Are there any other interesting lines to be aware of for White, if Black plays something that isn't ..Nxd4? I found eg this:
6.g3 g6 7.Bg2 Nxd4 8.Qxd4 Bg7 9.e5!?, in similar style to the MVL-Caru game
Play could continue
9. ..Nd7 10.Qa4, and now if
- 10..Bxe5 Bh6, with the Black King kinda stuck
- 10..dxe5 Be3 0-0 0-0-0, and Black looks terrible to me
- 10..0-0 11.exd6, when it gets a bit messy, but looks quite interesting.

6.g3 e6 looked the most logical to me, just going into a standard Scheveningen while having avoided the Keres, but as with the Classical I have no real idea about how good that is for either player;
Database spits out 7.Bg2 Bd7 8.Ndb5!? to be a tremendous weapon, but I don't really get what's going on there.. I'm also not sure how happy Black would be practically, with playing some Scheveningen instead of "their" opening.

After 6.g3 e5, I presume the simplest is to go Nde2 and play it in 6.h3 Najdorf style, just following up with h3-g4-Ng3-etc, when either the Black Knight on c6 would much rather be on d7, or Black never gets to do the standard ..h5 reply, which makes his position rather unpleasant to play.

6.g3 Bg4 is actually the second most common database choice, but I don't understand it at all.
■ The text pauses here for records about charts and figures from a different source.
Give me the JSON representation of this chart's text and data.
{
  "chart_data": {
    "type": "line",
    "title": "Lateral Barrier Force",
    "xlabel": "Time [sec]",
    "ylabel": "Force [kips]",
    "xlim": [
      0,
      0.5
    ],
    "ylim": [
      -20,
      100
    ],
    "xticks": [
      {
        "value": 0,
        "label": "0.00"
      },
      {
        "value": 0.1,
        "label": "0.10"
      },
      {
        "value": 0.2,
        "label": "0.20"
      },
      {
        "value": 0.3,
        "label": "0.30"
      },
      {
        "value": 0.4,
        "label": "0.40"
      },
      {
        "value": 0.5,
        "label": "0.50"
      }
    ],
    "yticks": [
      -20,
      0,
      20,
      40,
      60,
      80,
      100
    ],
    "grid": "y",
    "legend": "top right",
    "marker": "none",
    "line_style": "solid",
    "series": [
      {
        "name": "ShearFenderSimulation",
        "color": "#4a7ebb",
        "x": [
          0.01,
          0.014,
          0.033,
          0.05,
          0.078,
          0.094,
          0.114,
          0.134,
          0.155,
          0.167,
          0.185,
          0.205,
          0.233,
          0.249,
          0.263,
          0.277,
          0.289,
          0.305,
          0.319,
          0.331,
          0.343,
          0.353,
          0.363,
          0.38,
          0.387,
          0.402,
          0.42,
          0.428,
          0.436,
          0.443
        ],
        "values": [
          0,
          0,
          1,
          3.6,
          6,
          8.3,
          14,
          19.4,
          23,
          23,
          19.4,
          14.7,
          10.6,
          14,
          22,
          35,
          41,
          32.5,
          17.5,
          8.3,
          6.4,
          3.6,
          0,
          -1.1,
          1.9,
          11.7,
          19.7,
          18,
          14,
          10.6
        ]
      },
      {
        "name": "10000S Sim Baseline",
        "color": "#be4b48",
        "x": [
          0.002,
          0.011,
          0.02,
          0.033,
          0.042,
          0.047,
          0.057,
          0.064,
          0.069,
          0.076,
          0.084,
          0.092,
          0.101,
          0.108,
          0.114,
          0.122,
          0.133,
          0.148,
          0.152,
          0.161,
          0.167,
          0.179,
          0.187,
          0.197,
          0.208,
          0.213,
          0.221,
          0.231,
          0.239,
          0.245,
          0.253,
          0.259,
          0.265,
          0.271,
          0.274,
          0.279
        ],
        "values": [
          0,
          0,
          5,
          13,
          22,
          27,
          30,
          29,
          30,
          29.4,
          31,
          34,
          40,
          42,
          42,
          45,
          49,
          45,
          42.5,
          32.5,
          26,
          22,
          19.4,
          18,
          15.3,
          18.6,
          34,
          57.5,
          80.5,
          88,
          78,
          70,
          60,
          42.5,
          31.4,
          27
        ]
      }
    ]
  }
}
After 7.f3 Bd7, I'll go Be3+Qd2+0-0-0 & g4, landing in a standard English Attack (I didn't lose a tempo on g3-g4, as Black also played Bg4-Bd7), where Black not only missed out on all his active tries (such as a preemptive ..h5), but also went for an early ..Bd7, which is rarely any useful.

So my set of questions here would be
- How critical in general is 6.g3 judged to be? My vague recollection has always been "nothing but the Rauzer is serious against the Classical", but all of this looks decently promising for White to me, so am I missing some important line, or grossly misevaluating something?
- What's the generally preferred / most common approach for Black? Transposing into a Scheveningen with ..e6? Doing some Najdorf style ..e5? Direct ..g6? Would you consider playing 6. ..Nxd4 - or at least, would you have considered it, prior to seeing this MVL game (ie how likely would I be to actually get this fancy ..gambit?.. on the board)?
- Or does someone actually have some sort of 'refutation' for the MVL line, and it's not a serious try but just some one-off Rapid variation after all? I didn't find anything, but I'm not the greatest at doing so either.